Protecting the seals means guarding their habitat, and that could impinge on oil and gas operations along Alaska's waters, which the state relies on for revenue. The protected status comes with a requirement that the federal government designate areas as "critical habitat" for the seals. That could complicate efforts by the industry—and by the state and federal government—to increase development in the area.
The ultimate protection for Arctic habitat requires ending the emissions from fossil fuel use entirely, an ambition that so far has eluded the world.
The Arctic has been seeing record lows in the extent of sea ice for this time of year. January 2018's ice extent was even less than a year earlier, when it was at a record low for the month. There was roughly 42,500 square miles less ice this year than in 2017—an area of missing ice about the size of Virginia. And January's ice extent is more than 5 million square miles below the historical average for the month from 1981-2010.
Alaska and the Oil Industry Push Back
Both ringed and bearded seals were protected by the National Marine Fisheries Service in 2012 based on long-term projections about the disappearance of Arctic sea ice. By 2100, the service found, the seals could be extinct.

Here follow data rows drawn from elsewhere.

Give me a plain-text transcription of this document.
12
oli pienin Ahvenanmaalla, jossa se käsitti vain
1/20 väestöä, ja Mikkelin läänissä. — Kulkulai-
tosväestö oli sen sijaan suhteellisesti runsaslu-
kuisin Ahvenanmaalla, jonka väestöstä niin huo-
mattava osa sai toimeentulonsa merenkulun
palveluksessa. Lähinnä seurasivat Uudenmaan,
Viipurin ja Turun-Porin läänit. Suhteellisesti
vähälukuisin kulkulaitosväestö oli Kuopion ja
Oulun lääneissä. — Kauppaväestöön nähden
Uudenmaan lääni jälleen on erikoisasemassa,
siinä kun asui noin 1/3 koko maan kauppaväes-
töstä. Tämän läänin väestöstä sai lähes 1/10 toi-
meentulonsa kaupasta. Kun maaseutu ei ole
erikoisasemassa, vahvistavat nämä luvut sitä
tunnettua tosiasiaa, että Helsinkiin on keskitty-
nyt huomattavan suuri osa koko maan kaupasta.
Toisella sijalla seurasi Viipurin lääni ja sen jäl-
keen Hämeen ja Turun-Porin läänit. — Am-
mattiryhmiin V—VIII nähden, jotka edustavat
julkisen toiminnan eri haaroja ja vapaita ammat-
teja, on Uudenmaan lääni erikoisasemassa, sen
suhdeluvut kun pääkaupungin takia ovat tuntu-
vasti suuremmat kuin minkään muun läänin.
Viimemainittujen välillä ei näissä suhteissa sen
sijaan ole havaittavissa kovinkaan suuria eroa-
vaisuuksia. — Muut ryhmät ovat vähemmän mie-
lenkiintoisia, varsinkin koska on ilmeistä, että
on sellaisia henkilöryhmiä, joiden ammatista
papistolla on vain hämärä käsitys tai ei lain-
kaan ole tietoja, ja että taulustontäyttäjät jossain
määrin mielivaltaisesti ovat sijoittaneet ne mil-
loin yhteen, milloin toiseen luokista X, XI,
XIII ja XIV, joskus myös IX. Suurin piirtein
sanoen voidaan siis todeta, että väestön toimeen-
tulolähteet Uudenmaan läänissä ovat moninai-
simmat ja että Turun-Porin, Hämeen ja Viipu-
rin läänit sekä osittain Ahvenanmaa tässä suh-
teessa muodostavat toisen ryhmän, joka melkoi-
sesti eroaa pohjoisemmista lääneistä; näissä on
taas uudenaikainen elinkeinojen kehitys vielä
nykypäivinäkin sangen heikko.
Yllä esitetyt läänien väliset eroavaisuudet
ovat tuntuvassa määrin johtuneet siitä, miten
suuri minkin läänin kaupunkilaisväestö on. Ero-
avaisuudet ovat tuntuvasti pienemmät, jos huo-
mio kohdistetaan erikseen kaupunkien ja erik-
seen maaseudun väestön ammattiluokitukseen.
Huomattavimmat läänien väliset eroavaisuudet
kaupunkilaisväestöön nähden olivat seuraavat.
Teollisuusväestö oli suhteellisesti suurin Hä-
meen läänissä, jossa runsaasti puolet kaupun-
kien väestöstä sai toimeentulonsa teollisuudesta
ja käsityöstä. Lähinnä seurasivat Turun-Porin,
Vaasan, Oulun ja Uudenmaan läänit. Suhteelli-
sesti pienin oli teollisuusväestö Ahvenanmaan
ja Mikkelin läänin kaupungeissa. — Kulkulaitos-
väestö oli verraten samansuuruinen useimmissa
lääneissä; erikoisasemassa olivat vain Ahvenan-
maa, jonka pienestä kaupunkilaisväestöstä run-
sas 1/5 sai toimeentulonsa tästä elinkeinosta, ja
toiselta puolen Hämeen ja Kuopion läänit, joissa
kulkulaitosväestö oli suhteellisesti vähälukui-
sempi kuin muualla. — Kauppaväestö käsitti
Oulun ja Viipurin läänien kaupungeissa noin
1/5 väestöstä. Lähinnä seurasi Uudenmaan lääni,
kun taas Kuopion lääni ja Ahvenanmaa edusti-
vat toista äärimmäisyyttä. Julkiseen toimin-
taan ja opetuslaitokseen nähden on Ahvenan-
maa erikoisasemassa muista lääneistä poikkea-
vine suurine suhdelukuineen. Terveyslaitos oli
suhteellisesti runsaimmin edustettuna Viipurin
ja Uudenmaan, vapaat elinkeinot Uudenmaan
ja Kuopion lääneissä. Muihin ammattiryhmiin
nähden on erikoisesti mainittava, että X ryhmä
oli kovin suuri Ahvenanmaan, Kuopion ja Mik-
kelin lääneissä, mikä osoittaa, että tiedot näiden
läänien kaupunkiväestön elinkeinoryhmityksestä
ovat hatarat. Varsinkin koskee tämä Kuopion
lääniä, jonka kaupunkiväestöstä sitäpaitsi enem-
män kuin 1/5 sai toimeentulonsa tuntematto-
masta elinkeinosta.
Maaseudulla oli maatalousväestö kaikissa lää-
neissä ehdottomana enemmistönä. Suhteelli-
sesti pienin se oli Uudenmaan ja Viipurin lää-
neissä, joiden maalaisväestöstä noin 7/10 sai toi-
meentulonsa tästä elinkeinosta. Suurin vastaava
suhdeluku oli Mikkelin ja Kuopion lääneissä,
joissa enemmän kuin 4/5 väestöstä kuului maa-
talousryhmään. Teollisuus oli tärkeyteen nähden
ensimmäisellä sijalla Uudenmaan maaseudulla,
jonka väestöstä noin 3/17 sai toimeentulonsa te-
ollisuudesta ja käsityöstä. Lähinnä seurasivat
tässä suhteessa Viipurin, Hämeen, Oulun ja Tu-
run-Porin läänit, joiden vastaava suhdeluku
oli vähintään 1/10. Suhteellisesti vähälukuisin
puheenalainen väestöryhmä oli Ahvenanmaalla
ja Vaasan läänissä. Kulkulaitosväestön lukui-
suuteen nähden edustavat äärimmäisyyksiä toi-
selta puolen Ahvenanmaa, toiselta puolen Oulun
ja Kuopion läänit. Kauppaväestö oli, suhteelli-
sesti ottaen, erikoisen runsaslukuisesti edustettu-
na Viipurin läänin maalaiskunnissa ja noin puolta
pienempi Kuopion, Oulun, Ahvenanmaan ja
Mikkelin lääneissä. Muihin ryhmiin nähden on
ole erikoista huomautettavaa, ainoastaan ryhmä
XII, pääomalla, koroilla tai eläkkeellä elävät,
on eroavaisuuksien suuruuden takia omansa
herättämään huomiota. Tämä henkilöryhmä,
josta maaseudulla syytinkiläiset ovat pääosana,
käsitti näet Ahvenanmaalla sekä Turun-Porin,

The seals' protected status saw almost immediate pushback by the state of Alaska and oil industry groups—the first phase of a protracted battle between conservation groups and groups that sided with the industry.
In the first round, the district court in Anchorage revoked the decision to list the seals as threatened, ruling that the projections about sea ice loss and the seal populations that the National Marine Fisheries Service relied on were speculative.
The Ninth Circuit Court of Appeals restored the protections in 2016 for the bearded seal before doing the same for ringed seals this week.
"Climate change models show the habitat of the Arctic ringed seals to be diminishing as sea ice recedes," the judges wrote in their decision. "We hold that the decision here to list the Arctic ringed seal as threatened was also supported by the record and was not speculative."
Survival Depends on Ice; Ice Is Declining
The Arctic ringed seal population appears to be in good shape—according to the IUCN Red List there are more than 1.4 million of them—but experts say those looks can be deceiving.
A 2007 study asked the question: If a marine mammal species that U.S. federal agencies monitors was to decline 50 percent over 15 years, would the agencies notice using their current practices? When it came to marine mammals that haul out onto ice, like the ringed seal, the answer was a resounding no.
"There was zero percent chance that the decline would be detected," said Brendan Kelly, a University of Alaska Fairbanks researcher who studied ringed seals for more than 30 years. "We just don't have good ways to count those animals in a way that is robust.
What is known is that the seals' survival depends on sea ice.
Though a significant amount of sea ice remains, there's no ambiguity about what's happening in the Arctic, Kelly said. "This is massive habitat loss. You can't maintain a species without it."
The Fight May Not Be Over
With the bearded seals, the State of Alaska and industry groups sought to have protected status reviewed by the U.S. Supreme Court. The court in January declined to hear the appeal, but opponents to the seals' protected status have signaled that they are not giving up their fight.
"We still believe that the decision to list the bearded seal based on projections 100 years into the future was not supported by adequate science and contrary to any reasonable interpretation of the Endangered Species Act," Cori Mills, a spokeswoman for the Alaska Department of Law said in a statement at the time.
"We will explore our administrative options to right this wrong for listing a species robust in health and numbers," she said.